Slowly the great steamer crept along the rock-bound, dangerous coast, feeling her way cautiously as she went, and at 2 o'clock on Thursday morning, almost a week from our leaving San Francisco, we felt that we were once more in smooth water, and the loud report of the steamer's gun conveyed to us the glad tidings that we had entered the harbor of Manzanillo, and finished that portion of our journey comprised in the voyage down the Pacific. The Custom-House officials, Governor Cuerva and staff, and other officers and citizens, came on board at once to receive Mr. Seward, congratulated him on his arrival, and tendered him in behalf of the Republic and its citizens, the hospitalities of the country.

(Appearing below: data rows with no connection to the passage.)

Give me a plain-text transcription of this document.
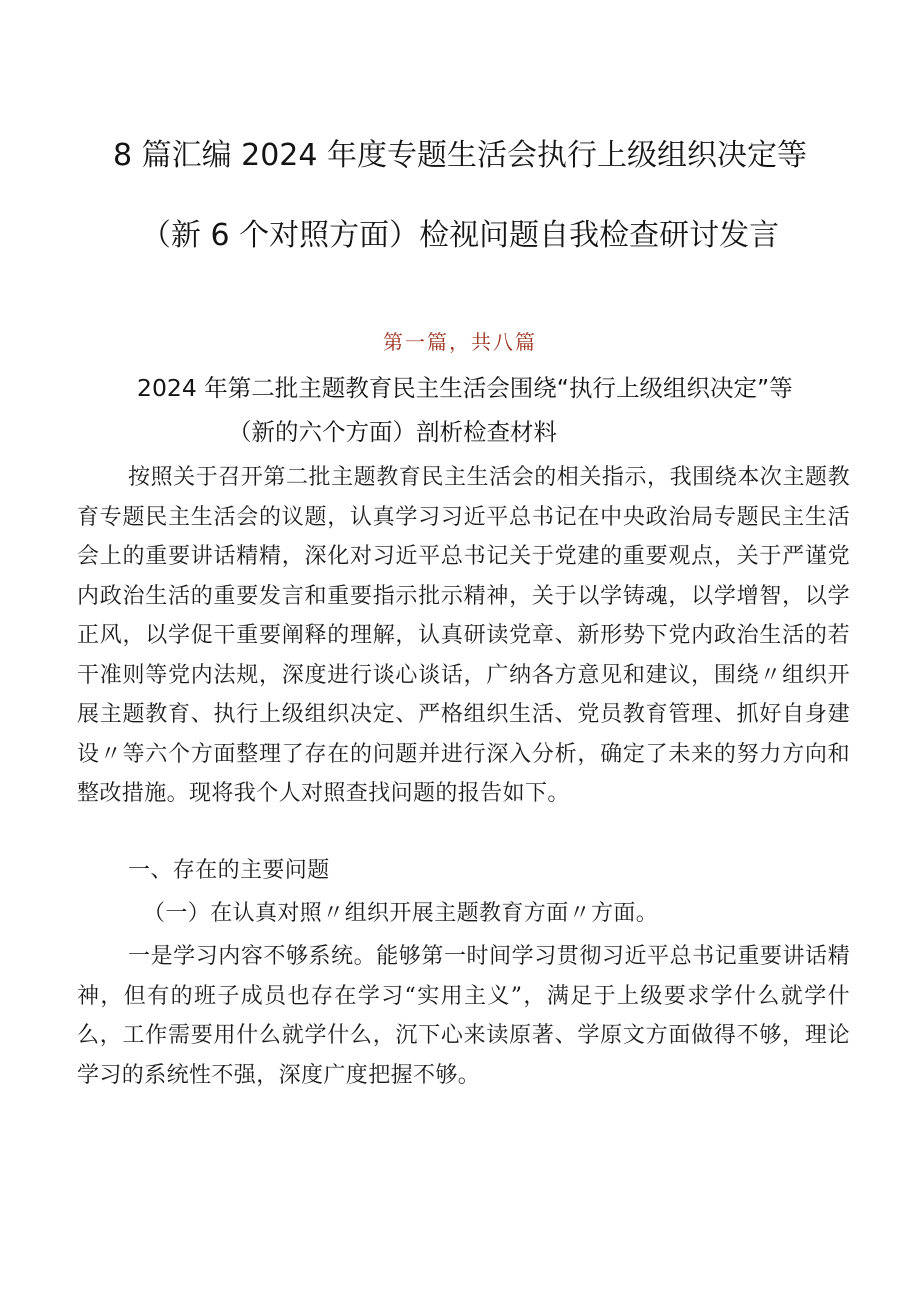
8 篇汇编 2024 年度专题生活会执行上级组织决定等
（新 6 个对照方面）检视问题自我检查研讨发言
第一篇，共八篇
2024 年第二批主题教育民主生活会围绕“执行上级组织决定”等
（新的六个方面）剖析检查材料

按照关于召开第二批主题教育民主生活会的相关指示，我围绕本次主题教育专题民主生活会的议题，认真学习习近平总书记在中央政治局专题民主生活会上的重要讲话精精，深化对习近平总书记关于党建的重要观点，关于严谨党内政治生活的重要发言和重要指示批示精神，关于以学铸魂，以学增智，以学正风，以学促干重要阐释的理解，认真研读党章、新形势下党内政治生活的若干准则等党内法规，深度进行谈心谈话，广纳各方意见和建议，围绕〃组织开展主题教育、执行上级组织决定、严格组织生活、党员教育管理、抓好自身建设〃等六个方面整理了存在的问题并进行深入分析，确定了未来的努力方向和整改措施。现将我个人对照查找问题的报告如下。

一、存在的主要问题

（一）在认真对照〃组织开展主题教育方面〃方面。

一是学习内容不够系统。能够第一时间学习贯彻习近平总书记重要讲话精神，但有的班子成员也存在学习“实用主义”，满足于上级要求学什么就学什么，工作需要用什么就学什么，沉下心来读原著、学原文方面做得不够，理论学习的系统性不强，深度广度把握不够。
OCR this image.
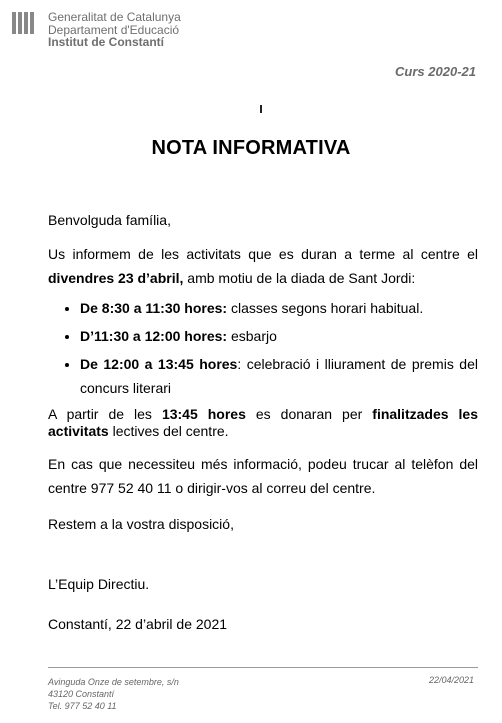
Generalitat de Catalunya
Departament d'Educació
Institut de Constantí
Curs 2020-21
NOTA INFORMATIVA

Benvolguda família,

Us informem de les activitats que es duran a terme al centre el divendres 23 d’abril, amb motiu de la diada de Sant Jordi:

• De 8:30 a 11:30 hores: classes segons horari habitual.
• D’11:30 a 12:00 hores: esbarjo
• De 12:00 a 13:45 hores: celebració i lliurament de premis del concurs literari

A partir de les 13:45 hores es donaran per finalitzades les activitats lectives del centre.

En cas que necessiteu més informació, podeu trucar al telèfon del centre 977 52 40 11 o dirigir-vos al correu del centre.

Restem a la vostra disposició,

L’Equip Directiu.

Constantí, 22 d’abril de 2021

Avinguda Onze de setembre, s/n
43120 Constantí
Tel. 977 52 40 11
22/04/2021
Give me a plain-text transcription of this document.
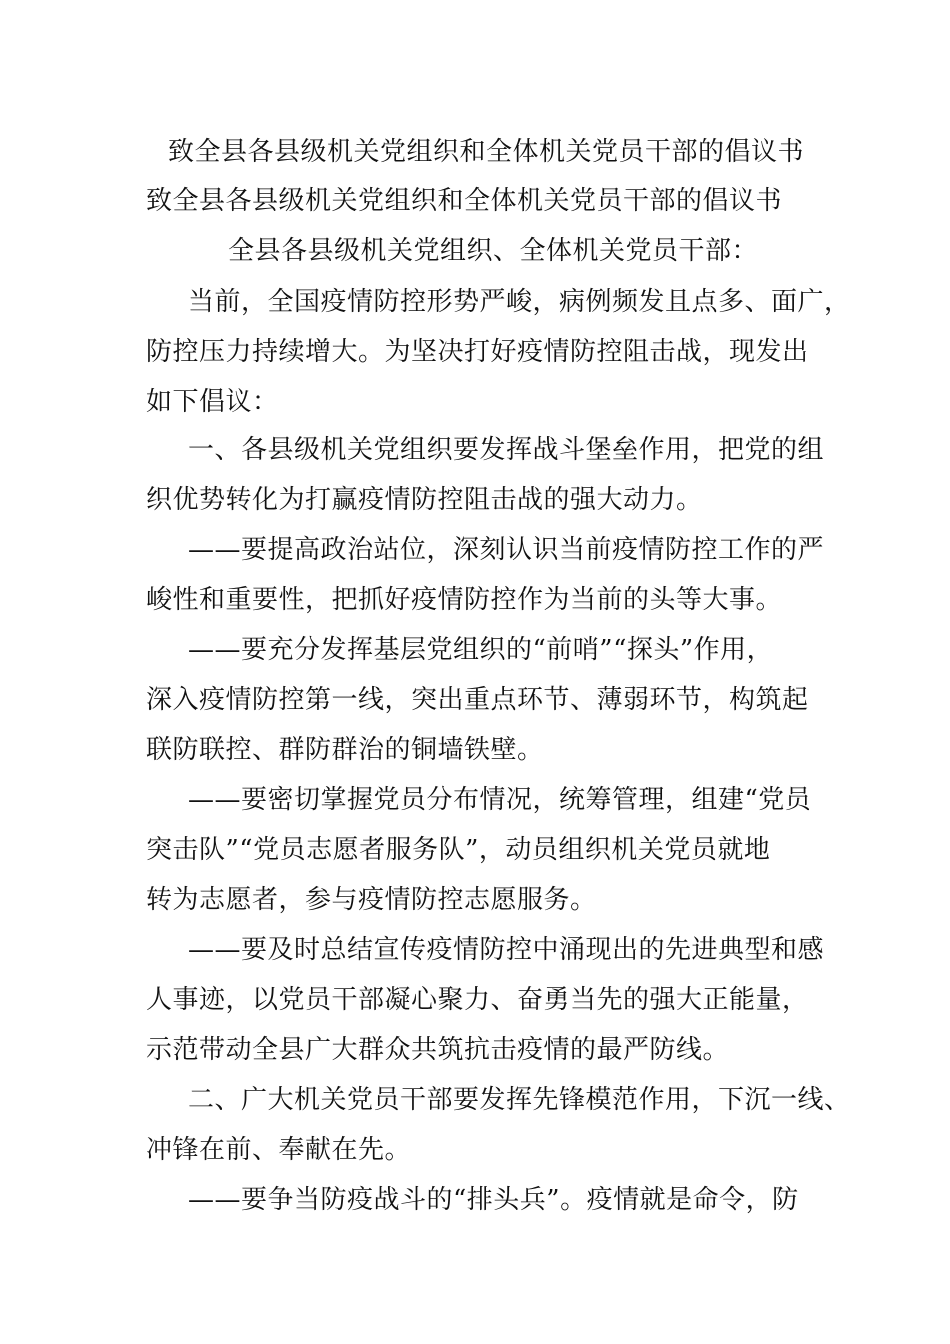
致全县各县级机关党组织和全体机关党员干部的倡议书
致全县各县级机关党组织和全体机关党员干部的倡议书
全县各县级机关党组织、全体机关党员干部：
当前，全国疫情防控形势严峻，病例频发且点多、面广，
防控压力持续增大。为坚决打好疫情防控阻击战，现发出
如下倡议：
一、各县级机关党组织要发挥战斗堡垒作用，把党的组
织优势转化为打赢疫情防控阻击战的强大动力。
——要提高政治站位，深刻认识当前疫情防控工作的严
峻性和重要性，把抓好疫情防控作为当前的头等大事。
——要充分发挥基层党组织的“前哨”“探头”作用，
深入疫情防控第一线，突出重点环节、薄弱环节，构筑起
联防联控、群防群治的铜墙铁壁。
——要密切掌握党员分布情况，统筹管理，组建“党员
突击队”“党员志愿者服务队”，动员组织机关党员就地
转为志愿者，参与疫情防控志愿服务。
——要及时总结宣传疫情防控中涌现出的先进典型和感
人事迹，以党员干部凝心聚力、奋勇当先的强大正能量，
示范带动全县广大群众共筑抗击疫情的最严防线。
二、广大机关党员干部要发挥先锋模范作用，下沉一线、
冲锋在前、奉献在先。
——要争当防疫战斗的“排头兵”。疫情就是命令，防
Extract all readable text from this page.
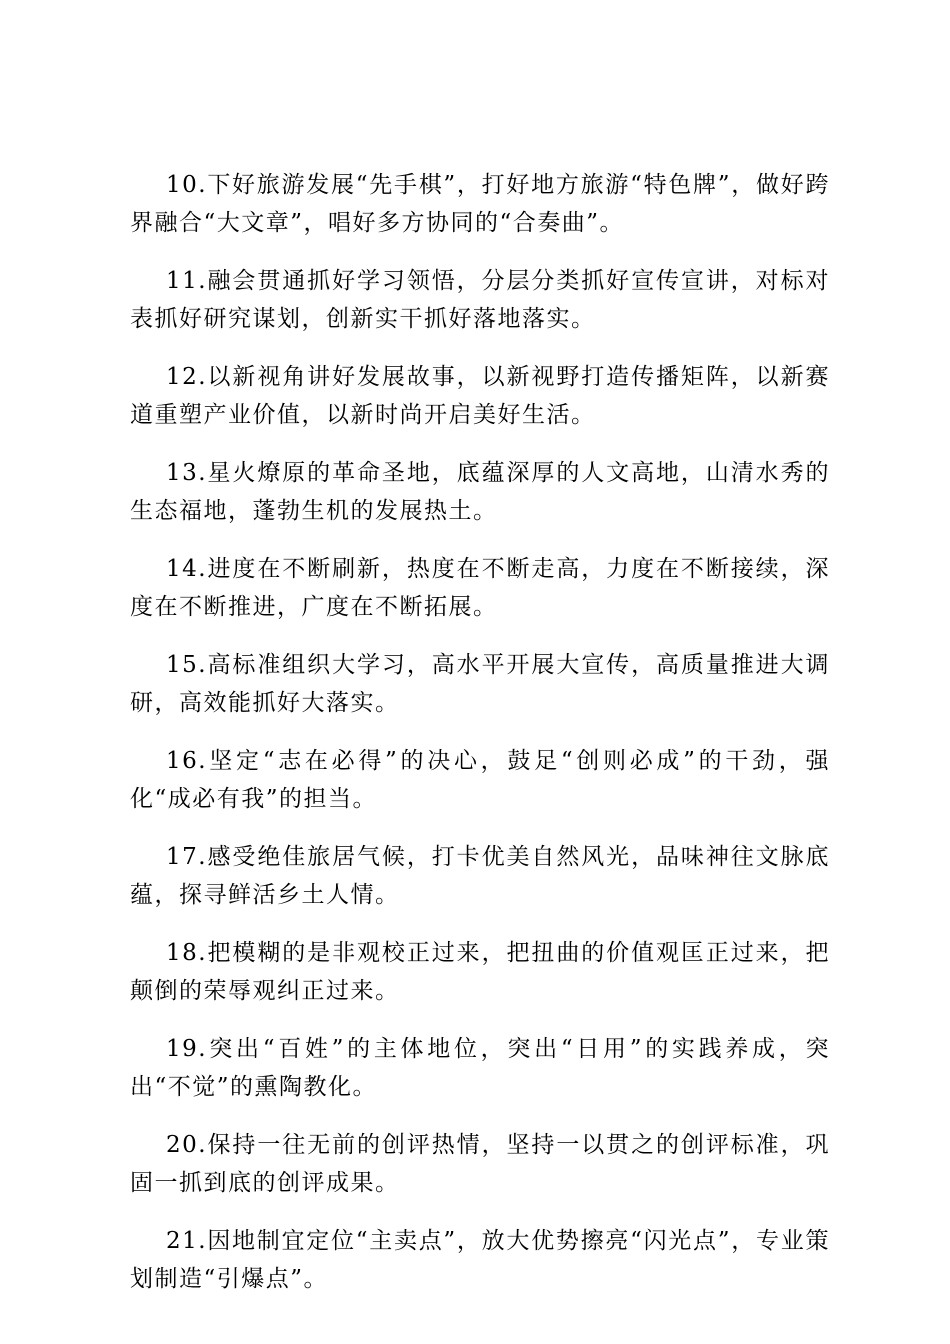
10.下好旅游发展“先手棋”，打好地方旅游“特色牌”，做好跨界融合“大文章”，唱好多方协同的“合奏曲”。

11.融会贯通抓好学习领悟，分层分类抓好宣传宣讲，对标对表抓好研究谋划，创新实干抓好落地落实。

12.以新视角讲好发展故事，以新视野打造传播矩阵，以新赛道重塑产业价值，以新时尚开启美好生活。

13.星火燎原的革命圣地，底蕴深厚的人文高地，山清水秀的生态福地，蓬勃生机的发展热土。

14.进度在不断刷新，热度在不断走高，力度在不断接续，深度在不断推进，广度在不断拓展。

15.高标准组织大学习，高水平开展大宣传，高质量推进大调研，高效能抓好大落实。

16.坚定“志在必得”的决心，鼓足“创则必成”的干劲，强化“成必有我”的担当。

17.感受绝佳旅居气候，打卡优美自然风光，品味神往文脉底蕴，探寻鲜活乡土人情。

18.把模糊的是非观校正过来，把扭曲的价值观匡正过来，把颠倒的荣辱观纠正过来。

19.突出“百姓”的主体地位，突出“日用”的实践养成，突出“不觉”的熏陶教化。

20.保持一往无前的创评热情，坚持一以贯之的创评标准，巩固一抓到底的创评成果。

21.因地制宜定位“主卖点”，放大优势擦亮“闪光点”，专业策划制造“引爆点”。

At day-break our baggage was sent ashore and passed at once, unopened, through the Custom House, and the party were then conveyed to the beach in boats carried through the surf to the shore on men's backs to the solid land. "We stood at last on the soil of Mexico, saw the steamer sail away through the storm and disappear in the distance, then turned our faces eastward and looked about upon the strange land to which we had come, and the strange scenes and strange faces which surrounded us.